Antes considerada normal, essa faixa agora abrange valores sistólicos de 120-139 mmHg ou diastólicos de 80-89 mmHg, sinalizando um alerta para intervenções precoces e não farmacológicas, como dieta equilibrada, exercícios físicos e redução de sal. A mudança, alinhada ao consenso europeu de 2024, visa identificar riscos cardiovasculares em estágios iniciais, prevenindo que até 80% dos casos de infarto e AVC sejam evitáveis com medidas simples.
Para pacientes já diagnosticados com hipertensão – definida como ≥140/90 mmHg –, a diretriz endurece a meta de controle para abaixo de 130/80 mmHg (13 por 8), aplicável a todos os perfis, incluindo diabéticos, obesos e portadores de insuficiência renal ou doença coronariana.

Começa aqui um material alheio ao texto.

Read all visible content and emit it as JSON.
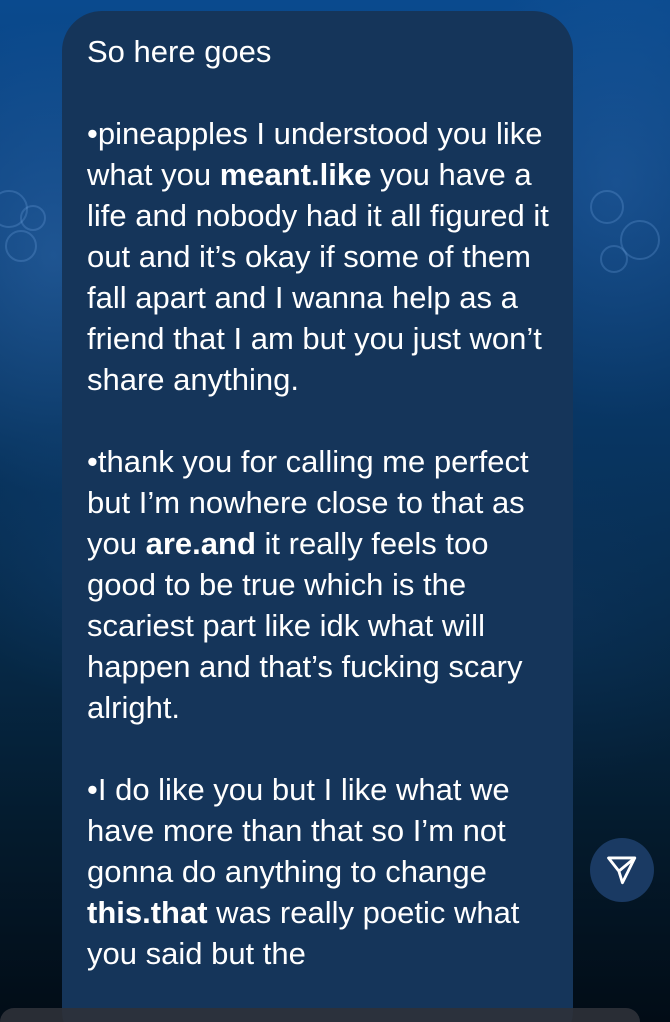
{
  "message": {
    "paragraphs": [
      {
        "segments": [
          {
            "text": "So here goes",
            "bold": false
          }
        ]
      },
      {
        "segments": [
          {
            "text": "•pineapples I understood you like what you ",
            "bold": false
          },
          {
            "text": "meant.like",
            "bold": true
          },
          {
            "text": " you have a life and nobody had it all figured it out and it’s okay if some of them fall apart and I wanna help as a friend that I am but you just won’t share anything.",
            "bold": false
          }
        ]
      },
      {
        "segments": [
          {
            "text": "•thank you for calling me perfect but I’m nowhere close to that as you ",
            "bold": false
          },
          {
            "text": "are.and",
            "bold": true
          },
          {
            "text": " it really feels too good to be true which is the scariest part like idk what will happen and that’s fucking scary alright.",
            "bold": false
          }
        ]
      },
      {
        "segments": [
          {
            "text": "•I do like you but I like what we have more than that so I’m not gonna do anything to change ",
            "bold": false
          },
          {
            "text": "this.that",
            "bold": true
          },
          {
            "text": " was really poetic what you said but the",
            "bold": false
          }
        ]
      }
    ]
  },
  "send_button": {
    "icon": "send-icon"
  },
  "colors": {
    "bubble": "#15355a",
    "text": "#ffffff",
    "send_button": "#1a3a63"
  }
}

Essa redução de patamar, antes em 140/90 mmHg, reflete evidências científicas recentes que associam níveis mais baixos a menor incidência de complicações, especialmente no SUS, onde 75% dos hipertensos são atendidos. A atualização incorpora capítulos inéditos sobre atenção primária, telemedicina e saúde da mulher, adaptando recomendações à realidade brasileira, onde 28% dos adultos – cerca de 35 milhões de pessoas – convivem com a doença, mas apenas um terço mantém o controle adequado.
Especialistas enfatizam que a reclassificação não implica pânico generalizado: para a pré-hipertensão, o foco é em monitoramento domiciliar e hábitos saudáveis, com medicamentos reservados a casos de alto risco, como fumantes ou sedentários. “É uma oportunidade para democratizar a prevenção, reduzindo a sobrecarga no sistema de saúde”, afirma o cardiologista Carlos Nascimento, da clínica Metasense.
Com a hipertensão responsável por 9,4 milhões de mortes globais anuais, segundo a OMS, a diretriz pode impactar milhões de brasileiros, incentivando consultas regulares e integrando ferramentas digitais para rastreio remoto, em um esforço multidisciplinar que prioriza a equidade no acesso ao cuidado.